L’IGNORANT DES SCIENCES DU CLIMAT
Le spécialiste des aimants fait aussi dire à la Nasa (agence spatiale US) et la NOAA (administration US de l’océan et de l’atmosphère) des choses que ces deux institutions n’ont jamais affirmées. Bref, pour reprendre une critique rédigée par le climatologue au LSCE François-Marie Bréon: «l’ouvrage de François Gervais témoigne d’une profonde ignorance des sciences du climat.»
Cette méconnaissance n’est pas pour effrayer Souâd Ayada. Interrogée par le Canard sur l’audition d’un faussaire de la science du climat, la présidente du CSP assume et répond qu’elle est une philosophe «et pour moi le scepticisme est une qualité intellectuelle». Certes, mais il y a une différence entre le scepticisme (vertu éminemment scientifique) et la propagation de théories fumeuses systématiquement invalidées par les sciences du climat.
UN TROPISME FRANÇAIS
L’histoire du CSP est révélatrice du tropisme de certains intellectuels et scientifiques français pour le déni climatique. Au début des années 2000, la communauté des climatologues s’était enflammée suite aux attaques contre leurs disciplines et leurs travaux perpétrées par les géophysiciens Claude Allègre et Vincent Courtillot. Ce feuilleton avait (momentanément) pris fin lors d’une mémorable confrontation entre climatologues et «sceptiques», organisée par l’Académie des sciences. Une académie plus prompte à protéger certains de ses membres «sceptiques» qu’à faire entrer dans ses rangs des climatologues de renom.

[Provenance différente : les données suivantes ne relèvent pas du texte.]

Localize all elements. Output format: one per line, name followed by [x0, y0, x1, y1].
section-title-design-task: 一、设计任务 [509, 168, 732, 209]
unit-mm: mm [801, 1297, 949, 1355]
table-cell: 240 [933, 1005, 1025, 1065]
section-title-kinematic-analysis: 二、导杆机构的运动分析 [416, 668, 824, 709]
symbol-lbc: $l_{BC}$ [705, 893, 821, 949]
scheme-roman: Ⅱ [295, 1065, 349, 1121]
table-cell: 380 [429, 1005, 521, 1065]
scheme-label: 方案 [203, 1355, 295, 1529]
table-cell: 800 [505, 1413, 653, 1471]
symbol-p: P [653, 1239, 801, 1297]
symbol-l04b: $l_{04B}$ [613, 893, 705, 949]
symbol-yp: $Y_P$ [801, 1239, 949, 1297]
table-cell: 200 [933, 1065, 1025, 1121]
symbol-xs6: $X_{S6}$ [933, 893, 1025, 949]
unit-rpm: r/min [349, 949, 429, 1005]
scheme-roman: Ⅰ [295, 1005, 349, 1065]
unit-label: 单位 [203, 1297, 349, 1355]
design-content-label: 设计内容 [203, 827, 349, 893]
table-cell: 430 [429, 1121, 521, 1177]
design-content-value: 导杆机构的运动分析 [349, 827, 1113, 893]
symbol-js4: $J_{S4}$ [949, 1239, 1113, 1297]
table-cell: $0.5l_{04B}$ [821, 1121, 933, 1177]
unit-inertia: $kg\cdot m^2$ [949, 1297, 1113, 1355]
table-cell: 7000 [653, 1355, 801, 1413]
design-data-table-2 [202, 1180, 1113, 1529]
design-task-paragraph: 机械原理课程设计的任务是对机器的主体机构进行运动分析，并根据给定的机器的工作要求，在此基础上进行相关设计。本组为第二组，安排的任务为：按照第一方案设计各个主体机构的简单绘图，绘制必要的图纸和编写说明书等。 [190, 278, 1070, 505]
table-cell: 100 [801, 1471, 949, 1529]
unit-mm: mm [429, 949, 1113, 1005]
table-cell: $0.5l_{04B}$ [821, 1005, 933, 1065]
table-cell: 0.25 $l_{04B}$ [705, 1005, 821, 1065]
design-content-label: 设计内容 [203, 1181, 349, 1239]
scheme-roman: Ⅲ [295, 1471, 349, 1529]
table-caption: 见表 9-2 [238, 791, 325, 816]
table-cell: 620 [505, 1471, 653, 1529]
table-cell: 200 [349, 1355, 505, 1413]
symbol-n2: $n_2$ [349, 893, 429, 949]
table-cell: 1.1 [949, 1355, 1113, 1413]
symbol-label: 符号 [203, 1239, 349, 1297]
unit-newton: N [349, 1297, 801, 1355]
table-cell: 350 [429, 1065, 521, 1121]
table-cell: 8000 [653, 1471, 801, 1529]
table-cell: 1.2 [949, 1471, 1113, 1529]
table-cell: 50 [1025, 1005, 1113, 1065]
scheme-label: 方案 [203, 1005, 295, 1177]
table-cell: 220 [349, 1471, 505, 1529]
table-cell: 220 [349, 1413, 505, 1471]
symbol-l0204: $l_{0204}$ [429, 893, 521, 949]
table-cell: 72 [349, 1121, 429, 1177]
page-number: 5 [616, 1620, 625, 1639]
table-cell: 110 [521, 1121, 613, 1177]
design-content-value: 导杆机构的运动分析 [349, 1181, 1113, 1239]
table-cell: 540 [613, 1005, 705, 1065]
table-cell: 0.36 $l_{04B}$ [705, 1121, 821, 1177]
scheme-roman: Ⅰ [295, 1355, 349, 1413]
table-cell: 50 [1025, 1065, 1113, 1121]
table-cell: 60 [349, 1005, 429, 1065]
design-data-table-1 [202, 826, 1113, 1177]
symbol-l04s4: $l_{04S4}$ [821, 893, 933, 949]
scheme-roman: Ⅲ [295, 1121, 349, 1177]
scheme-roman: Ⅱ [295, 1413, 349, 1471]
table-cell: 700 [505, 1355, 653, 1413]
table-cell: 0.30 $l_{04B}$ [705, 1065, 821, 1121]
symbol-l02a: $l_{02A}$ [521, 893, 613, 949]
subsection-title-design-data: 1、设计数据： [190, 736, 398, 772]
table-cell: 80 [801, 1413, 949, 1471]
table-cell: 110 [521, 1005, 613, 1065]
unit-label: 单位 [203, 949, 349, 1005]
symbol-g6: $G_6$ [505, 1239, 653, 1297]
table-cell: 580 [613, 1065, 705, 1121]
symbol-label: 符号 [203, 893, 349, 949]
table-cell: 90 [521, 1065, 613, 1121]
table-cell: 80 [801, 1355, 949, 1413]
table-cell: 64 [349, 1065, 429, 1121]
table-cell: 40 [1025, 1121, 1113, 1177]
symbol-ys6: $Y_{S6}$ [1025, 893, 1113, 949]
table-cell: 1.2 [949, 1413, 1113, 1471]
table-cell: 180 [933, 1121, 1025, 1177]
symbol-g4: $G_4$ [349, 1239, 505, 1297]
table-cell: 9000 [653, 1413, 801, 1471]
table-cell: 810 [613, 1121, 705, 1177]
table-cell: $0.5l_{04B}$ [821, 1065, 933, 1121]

Des années durant, X-Climat, groupe dédié au climat des anciens élèves de l’Ecole Polytechnique, a été présidé par Christian Gérondeau, fervent négationniste du réchauffement. Une élection qui avait fait jaser le Landerneau climatique, lors de la COP 21.
HYPOTHÈSE D’ÉCOLE
On ne peut qu’être effrayé aussi par la documentation scolaire distillée par certains acteurs. Ainsi, en est-il de Médiachimie. Porté par la Maisons de la chimie, l’industrie, EDP Sciences et Canopée, ce site pédagogique diffuse des fiches sur le climat surprenantes. «L’hypothèse de base des modèles est que le réchauffement est dû aux gaz à effet de serre issus de l’usage des combustibles fossiles», peut-on lire. Considérer une vérité scientifique, établie depuis des décennies, comme une hypothèse de base…
Plus loin, les auteurs de ces fiches affirment aussi «qu’un nombre non négligeable parmi les scientifiques et les historiens du climat pensent que ce changement n’est pas seulement dû au CO2 mais que les évolutions naturelles de la planète sont aussi à prendre en cause [sic]».
Reste à savoir lesquelles ? Journal de l’Environnement/17 octobre
[1] L’Innocence du carbone, l’effet de serre remis en question (Albin Michel, 304 p.)